I imagine that it’s the same principle that you can’t feel the heat when you’re soaked in cold water. (gawd, I know what that’s like.) It probably is something to do with direct contact, but that doesn’t stop me from sitting up close to a heater.

laureth's avatar

Water is a better conductor of energy than air is.

This is the same reason that you don’t want to drop the hair dryer in the tub if you’re taking a bath, but just being in the same room with a plugged-in appliance doesn’t hurt you.

Nimis's avatar

I’d thought about that.

Obviously water is a better conductor than air.
But is that still a factor when you’re in direct contact?

Would touching the water that a dryer is submerged in
(single point of contact, not immersed in the water)
be worse than touching a live wire?

I feel like I’m missing something obvious…

laureth's avatar

I don’t think it would be worse than touching a live wire, except that there’s a larger point of contact (your whole body, not just a finger).
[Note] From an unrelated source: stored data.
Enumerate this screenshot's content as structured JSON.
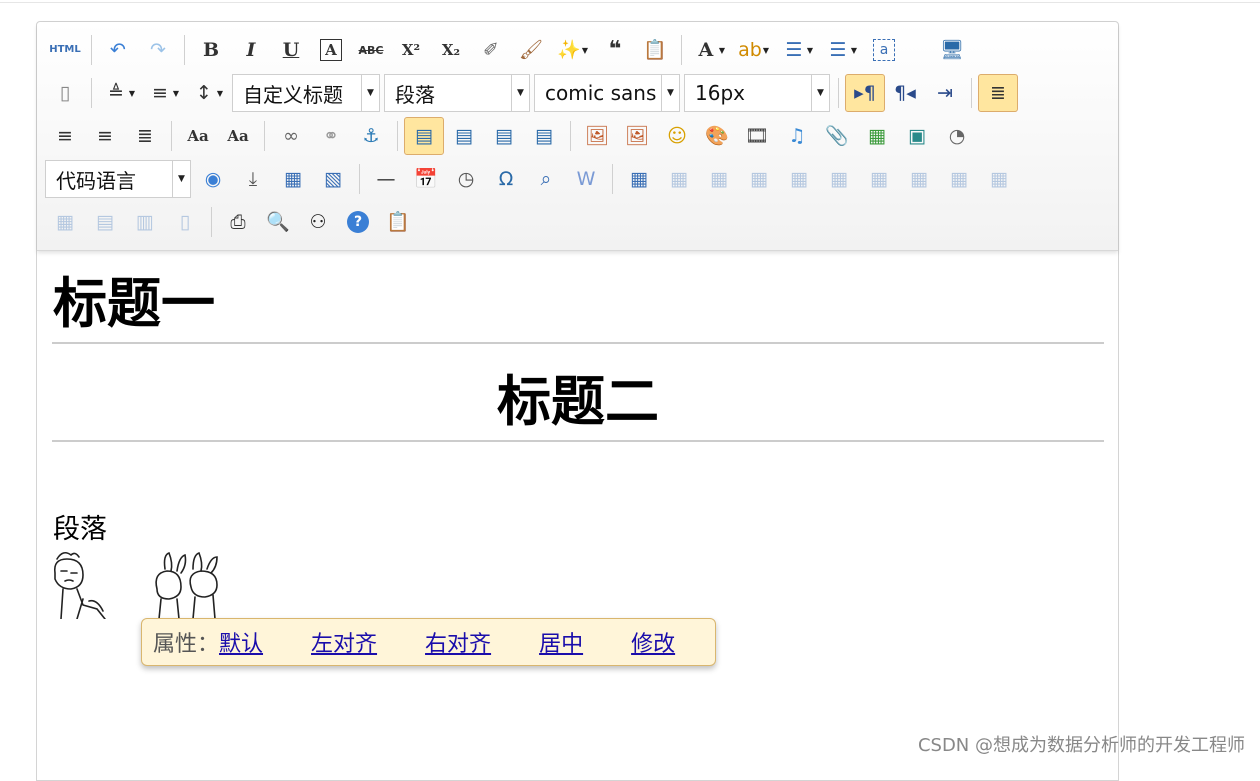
{
  "toolbar": {
    "row1": [
      {
        "name": "source-html-button",
        "icon": "html-icon",
        "label": "HTML"
      },
      {
        "sep": true
      },
      {
        "name": "undo-button",
        "icon": "undo-icon",
        "glyph": "↶"
      },
      {
        "name": "redo-button",
        "icon": "redo-icon",
        "glyph": "↷"
      },
      {
        "sep": true
      },
      {
        "name": "bold-button",
        "icon": "bold-icon",
        "glyph": "B"
      },
      {
        "name": "italic-button",
        "icon": "italic-icon",
        "glyph": "I"
      },
      {
        "name": "underline-button",
        "icon": "underline-icon",
        "glyph": "U"
      },
      {
        "name": "font-border-button",
        "icon": "font-border-icon",
        "glyph": "A"
      },
      {
        "name": "strikethrough-button",
        "icon": "strikethrough-icon",
        "glyph": "ABC"
      },
      {
        "name": "superscript-button",
        "icon": "superscript-icon",
        "glyph": "X²"
      },
      {
        "name": "subscript-button",
        "icon": "subscript-icon",
        "glyph": "X₂"
      },
      {
        "name": "remove-format-button",
        "icon": "eraser-icon",
        "glyph": "✐"
      },
      {
        "name": "format-match-button",
        "icon": "brush-icon",
        "glyph": "🖌"
      },
      {
        "name": "auto-typeset-button",
        "icon": "magic-wand-icon",
        "glyph": "✨",
        "dropdown": true
      },
      {
        "name": "blockquote-button",
        "icon": "quote-icon",
        "glyph": "❝"
      },
      {
        "name": "paste-plain-button",
        "icon": "paste-text-icon",
        "glyph": "📋"
      },
      {
        "sep": true
      },
      {
        "name": "font-color-button",
        "icon": "font-color-icon",
        "glyph": "A",
        "dropdown": true
      },
      {
        "name": "back-color-button",
        "icon": "highlight-icon",
        "glyph": "ab",
        "dropdown": true
      },
      {
        "name": "ordered-list-button",
        "icon": "ordered-list-icon",
        "glyph": "☰",
        "dropdown": true
      },
      {
        "name": "unordered-list-button",
        "icon": "unordered-list-icon",
        "glyph": "☰",
        "dropdown": true
      },
      {
        "name": "select-all-button",
        "icon": "select-all-icon",
        "glyph": "a"
      },
      {
        "spacer": true
      },
      {
        "name": "preview-button",
        "icon": "monitor-icon",
        "glyph": "🖥"
      }
    ],
    "row2_left": [
      {
        "name": "new-document-button",
        "icon": "blank-page-icon",
        "glyph": "▯"
      },
      {
        "sep": true
      },
      {
        "name": "row-spacing-top-button",
        "icon": "row-spacing-top-icon",
        "glyph": "≜",
        "dropdown": true
      },
      {
        "name": "row-spacing-bottom-button",
        "icon": "row-spacing-bottom-icon",
        "glyph": "≡",
        "dropdown": true
      },
      {
        "name": "line-height-button",
        "icon": "line-height-icon",
        "glyph": "↕",
        "dropdown": true
      }
    ],
    "combos": {
      "custom_style": "自定义标题",
      "paragraph": "段落",
      "font_family": "comic sans",
      "font_size": "16px"
    },
    "row2_right": [
      {
        "name": "ltr-direction-button",
        "icon": "ltr-icon",
        "glyph": "▸¶",
        "active": true
      },
      {
        "name": "rtl-direction-button",
        "icon": "rtl-icon",
        "glyph": "¶◂"
      },
      {
        "name": "indent-button",
        "icon": "indent-icon",
        "glyph": "⇥"
      },
      {
        "sep": true
      },
      {
        "name": "justify-left-button",
        "icon": "align-left-icon",
        "glyph": "≣",
        "active": true
      }
    ],
    "row3": [
      {
        "name": "justify-center-button",
        "icon": "align-center-icon",
        "glyph": "≡"
      },
      {
        "name": "justify-right-button",
        "icon": "align-right-icon",
        "glyph": "≡"
      },
      {
        "name": "justify-full-button",
        "icon": "align-justify-icon",
        "glyph": "≣"
      },
      {
        "sep": true
      },
      {
        "name": "to-uppercase-button",
        "icon": "uppercase-icon",
        "glyph": "Aa"
      },
      {
        "name": "to-lowercase-button",
        "icon": "lowercase-icon",
        "glyph": "Aa"
      },
      {
        "sep": true
      },
      {
        "name": "link-button",
        "icon": "link-icon",
        "glyph": "∞"
      },
      {
        "name": "unlink-button",
        "icon": "unlink-icon",
        "glyph": "⚭"
      },
      {
        "name": "anchor-button",
        "icon": "anchor-icon",
        "glyph": "⚓"
      },
      {
        "sep": true
      },
      {
        "name": "image-none-button",
        "icon": "image-inline-icon",
        "glyph": "▤",
        "active": true
      },
      {
        "name": "image-left-button",
        "icon": "image-left-icon",
        "glyph": "▤"
      },
      {
        "name": "image-right-button",
        "icon": "image-right-icon",
        "glyph": "▤"
      },
      {
        "name": "image-center-button",
        "icon": "image-center-icon",
        "glyph": "▤"
      },
      {
        "sep": true
      },
      {
        "name": "simple-upload-button",
        "icon": "image-icon",
        "glyph": "🖼"
      },
      {
        "name": "insert-image-button",
        "icon": "images-icon",
        "glyph": "🖼"
      },
      {
        "name": "emotion-button",
        "icon": "smiley-icon",
        "glyph": "☺"
      },
      {
        "name": "scrawl-button",
        "icon": "palette-icon",
        "glyph": "🎨"
      },
      {
        "name": "insert-video-button",
        "icon": "film-icon",
        "glyph": "🎞"
      },
      {
        "name": "music-button",
        "icon": "music-icon",
        "glyph": "♫"
      },
      {
        "name": "attachment-button",
        "icon": "paperclip-icon",
        "glyph": "📎"
      },
      {
        "name": "gmap-button",
        "icon": "map-icon",
        "glyph": "▦"
      },
      {
        "name": "insert-frame-button",
        "icon": "frame-icon",
        "glyph": "▣"
      },
      {
        "name": "insert-code-button",
        "icon": "webapp-icon",
        "glyph": "◔"
      }
    ],
    "code_language": "代码语言",
    "row4": [
      {
        "name": "web-app-button",
        "icon": "globe-icon",
        "glyph": "◉"
      },
      {
        "name": "page-break-button",
        "icon": "page-break-icon",
        "glyph": "⤓"
      },
      {
        "name": "template-button",
        "icon": "template-icon",
        "glyph": "▦"
      },
      {
        "name": "background-button",
        "icon": "background-icon",
        "glyph": "▧"
      },
      {
        "sep": true
      },
      {
        "name": "horizontal-rule-button",
        "icon": "horizontal-line-icon",
        "glyph": "—"
      },
      {
        "name": "date-button",
        "icon": "calendar-icon",
        "glyph": "📅"
      },
      {
        "name": "time-button",
        "icon": "clock-icon",
        "glyph": "◷"
      },
      {
        "name": "special-chars-button",
        "icon": "omega-icon",
        "glyph": "Ω"
      },
      {
        "name": "search-replace-button",
        "icon": "find-replace-icon",
        "glyph": "⌕"
      },
      {
        "name": "word-image-button",
        "icon": "word-image-icon",
        "glyph": "W"
      },
      {
        "sep": true
      },
      {
        "name": "insert-table-button",
        "icon": "table-icon",
        "glyph": "▦"
      },
      {
        "name": "delete-table-button",
        "icon": "table-delete-icon",
        "glyph": "▦",
        "disabled": true
      },
      {
        "name": "insert-paragraph-before-table-button",
        "icon": "table-paragraph-icon",
        "glyph": "▦",
        "disabled": true
      },
      {
        "name": "insert-row-button",
        "icon": "insert-row-icon",
        "glyph": "▦",
        "disabled": true
      },
      {
        "name": "delete-row-button",
        "icon": "delete-row-icon",
        "glyph": "▦",
        "disabled": true
      },
      {
        "name": "insert-col-button",
        "icon": "insert-col-icon",
        "glyph": "▦",
        "disabled": true
      },
      {
        "name": "delete-col-button",
        "icon": "delete-col-icon",
        "glyph": "▦",
        "disabled": true
      },
      {
        "name": "merge-cells-button",
        "icon": "merge-cells-icon",
        "glyph": "▦",
        "disabled": true
      },
      {
        "name": "merge-right-button",
        "icon": "merge-right-icon",
        "glyph": "▦",
        "disabled": true
      },
      {
        "name": "merge-down-button",
        "icon": "merge-down-icon",
        "glyph": "▦",
        "disabled": true
      }
    ],
    "row5": [
      {
        "name": "split-to-cells-button",
        "icon": "split-cells-icon",
        "glyph": "▦",
        "disabled": true
      },
      {
        "name": "split-to-rows-button",
        "icon": "split-rows-icon",
        "glyph": "▤",
        "disabled": true
      },
      {
        "name": "split-to-cols-button",
        "icon": "split-cols-icon",
        "glyph": "▥",
        "disabled": true
      },
      {
        "name": "chart-button",
        "icon": "chart-icon",
        "glyph": "▯",
        "disabled": true
      },
      {
        "sep": true
      },
      {
        "name": "print-button",
        "icon": "printer-icon",
        "glyph": "⎙"
      },
      {
        "name": "preview-zoom-button",
        "icon": "magnifier-icon",
        "glyph": "🔍"
      },
      {
        "name": "search-button",
        "icon": "binoculars-icon",
        "glyph": "⚇"
      },
      {
        "name": "help-button",
        "icon": "help-icon",
        "glyph": "?"
      },
      {
        "name": "drafts-button",
        "icon": "clipboard-icon",
        "glyph": "📋"
      }
    ]
  },
  "content": {
    "heading1": "标题一",
    "heading2": "标题二",
    "paragraph": "段落"
  },
  "popup": {
    "label": "属性：",
    "links": [
      "默认",
      "左对齐",
      "右对齐",
      "居中",
      "修改"
    ]
  },
  "watermark": "CSDN @想成为数据分析师的开发工程师",
  "colors": {
    "active_bg": "#ffe69f",
    "link": "#1a0dab",
    "popup_bg": "#fff5d9"
  }
}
What I’m thinking is that the water warms your hands more efficiently, conducting more heat (energy) into your hands in the same amount of time than holding something like a warm rock or putting the hands by the heater would.

kfingerman's avatar

Think about it this way. Your body is 99ish degrees. Coldish seawater is somewhere in the 50–60 range. If you walk outside in a t-shirt and it’s 55 degrees out, you’ll be chilly – even miserable after a while – but ok. If you fell in that water, you’d be hypothermic in short order. The water conducts heat away from your body much faster than the air does. The same goes for heating your body. Another example is a hot oven. Put your hand in there, 400 degrees, crazy hot. Now touch the rack, same temp better conductor, whole different ballgame.